3.6. Differences in Gut Microbiota Composition Between the Groups
To compare the gut microbiota composition between the two groups, we first assessed α-diversity (within-sample diversity). The HPD group exhibited lower diversity than the control group, as reflected by the Shannon index (Figure S2 from Supplementary File). Additionally, β-diversity analysis revealed a distinct separation between the two groups along the principal component 1 (PC1), which accounted for 27.9% of the variation, and the principal component 2 (PC2), which accounted for 26.3% (Figure S3 from Supplementary File).

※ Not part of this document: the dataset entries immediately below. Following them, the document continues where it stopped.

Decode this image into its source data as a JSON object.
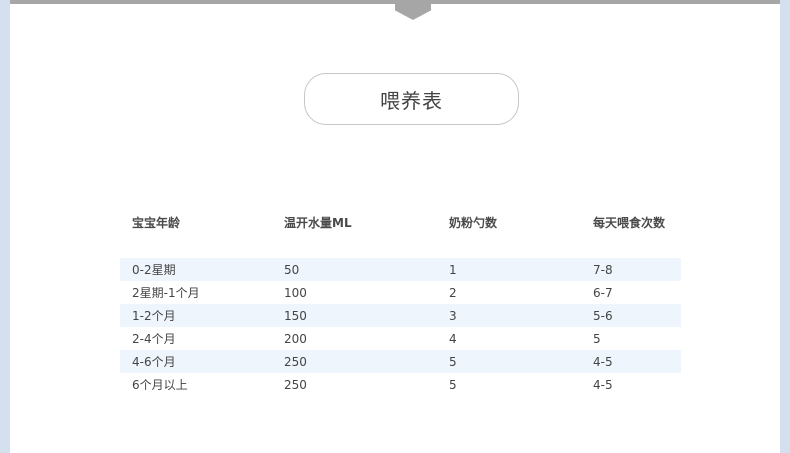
{
  "title": "喂养表",
  "table": {
    "headers": [
      "宝宝年龄",
      "温开水量ML",
      "奶粉勺数",
      "每天喂食次数"
    ],
    "rows": [
      [
        "0-2星期",
        "50",
        "1",
        "7-8"
      ],
      [
        "2星期-1个月",
        "100",
        "2",
        "6-7"
      ],
      [
        "1-2个月",
        "150",
        "3",
        "5-6"
      ],
      [
        "2-4个月",
        "200",
        "4",
        "5"
      ],
      [
        "4-6个月",
        "250",
        "5",
        "4-5"
      ],
      [
        "6个月以上",
        "250",
        "5",
        "4-5"
      ]
    ]
  },
  "colors": {
    "background": "#d5e0ee",
    "page": "#ffffff",
    "top_bar": "#a6a6a6",
    "row_shade": "#eef5fc",
    "text": "#444444"
  }
}
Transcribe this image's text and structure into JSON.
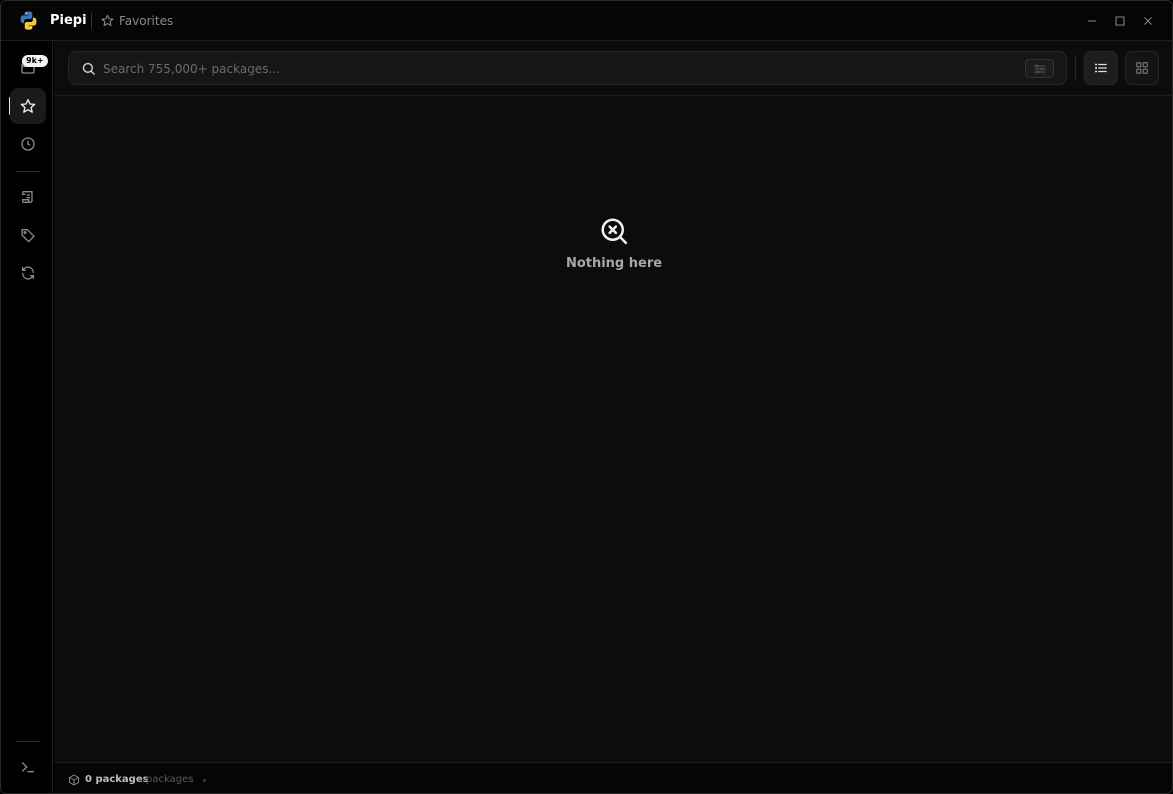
{
  "app": {
    "name": "Piepi",
    "breadcrumb": "Favorites",
    "accent": "#e6e6e6"
  },
  "window_controls": {
    "minimize_icon": "minimize-icon",
    "maximize_icon": "maximize-icon",
    "close_icon": "close-icon"
  },
  "sidebar": {
    "items": [
      {
        "id": "packages",
        "icon": "package-icon",
        "badge": "9k+"
      },
      {
        "id": "favorites",
        "icon": "star-icon",
        "active": true
      },
      {
        "id": "history",
        "icon": "clock-icon"
      },
      {
        "id": "scripts",
        "icon": "scroll-icon"
      },
      {
        "id": "tags",
        "icon": "tag-icon"
      },
      {
        "id": "updates",
        "icon": "refresh-icon"
      },
      {
        "id": "terminal",
        "icon": "terminal-icon"
      }
    ]
  },
  "search": {
    "placeholder": "Search 755,000+ packages...",
    "value": ""
  },
  "view_modes": [
    "list",
    "grid"
  ],
  "empty_state": {
    "message": "Nothing here",
    "icon": "search-x-icon"
  },
  "status": {
    "count": "0 packages",
    "unit": "packages"
  }
}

LEfSe analysis identified significant differences in the abundance of four bacterial genera (p < 0.05, LDA > 2) between the HPD and control groups. The enriched genera in the HPD group included Flavonifractor, Streptococcus, Faecalibacterium, and Lachnoclostridium (Figure 6), which belong to the phylum Firmicutes.
3.7. Functional Changes in Gut Microbiota Between the Groups
To explore whether the HPD affected the function of gut microbiota, we conducted LEfSe analysis of KEGG pathways. As shown in Figure 7, we identified 10 pathways enriched in the HPD group, including ko02010 (ABC transporters), which are involved in protein and carbohydrate metabolism. In contrast, two KEGG pathways were enriched in the control group: ko02020 (two-component system) and ko00190 (oxidative phosphorylation). These findings suggest that an HPD alters the functional capacity of gut microbiota, enhancing its ability to metabolize proteins and carbohydrates.
3.8. Genes Involved in Protein and Carbohydrate Metabolism
Given our interest in the genes involved in protein and carbohydrate metabolism, we analyzed the relevant enzymes encoded by the gut microbiota. In the nitrogen metabolism pathway (Figure 8a), two KEGG genes (K02575 and K05601) were enriched in the HPD group, while one KEGG gene (K00459) was enriched in the control group. Further analysis identified four bacterial species (Eubacterium pyruvativorans, Coprococcus catus, Megasphaera elsdenii, and Prevotella copri) that exhibited significantly higher gene abundances in the HPD group. Additionally, carbohydrate-active enzymes (CAZymes) analysis revealed an enrichment of CBM4, GT26, GT51, and CBM22 families in the HPD group, while only GH94 and CBM16 families were enriched in the control group (Figure 8b).
4. Discussion
In this study, we demonstrated that an HPD can induce IR in the liver through elevated level of TMAO derived from gut microbiota-produced TMA. The dysfunction of gut microbiota plays a crucial role in this process, likely by impairing the binding of insulin to its receptor. These findings suggest that careful consideration is needed when evaluating the benefits of the HPD, particularly in terms of body weight control.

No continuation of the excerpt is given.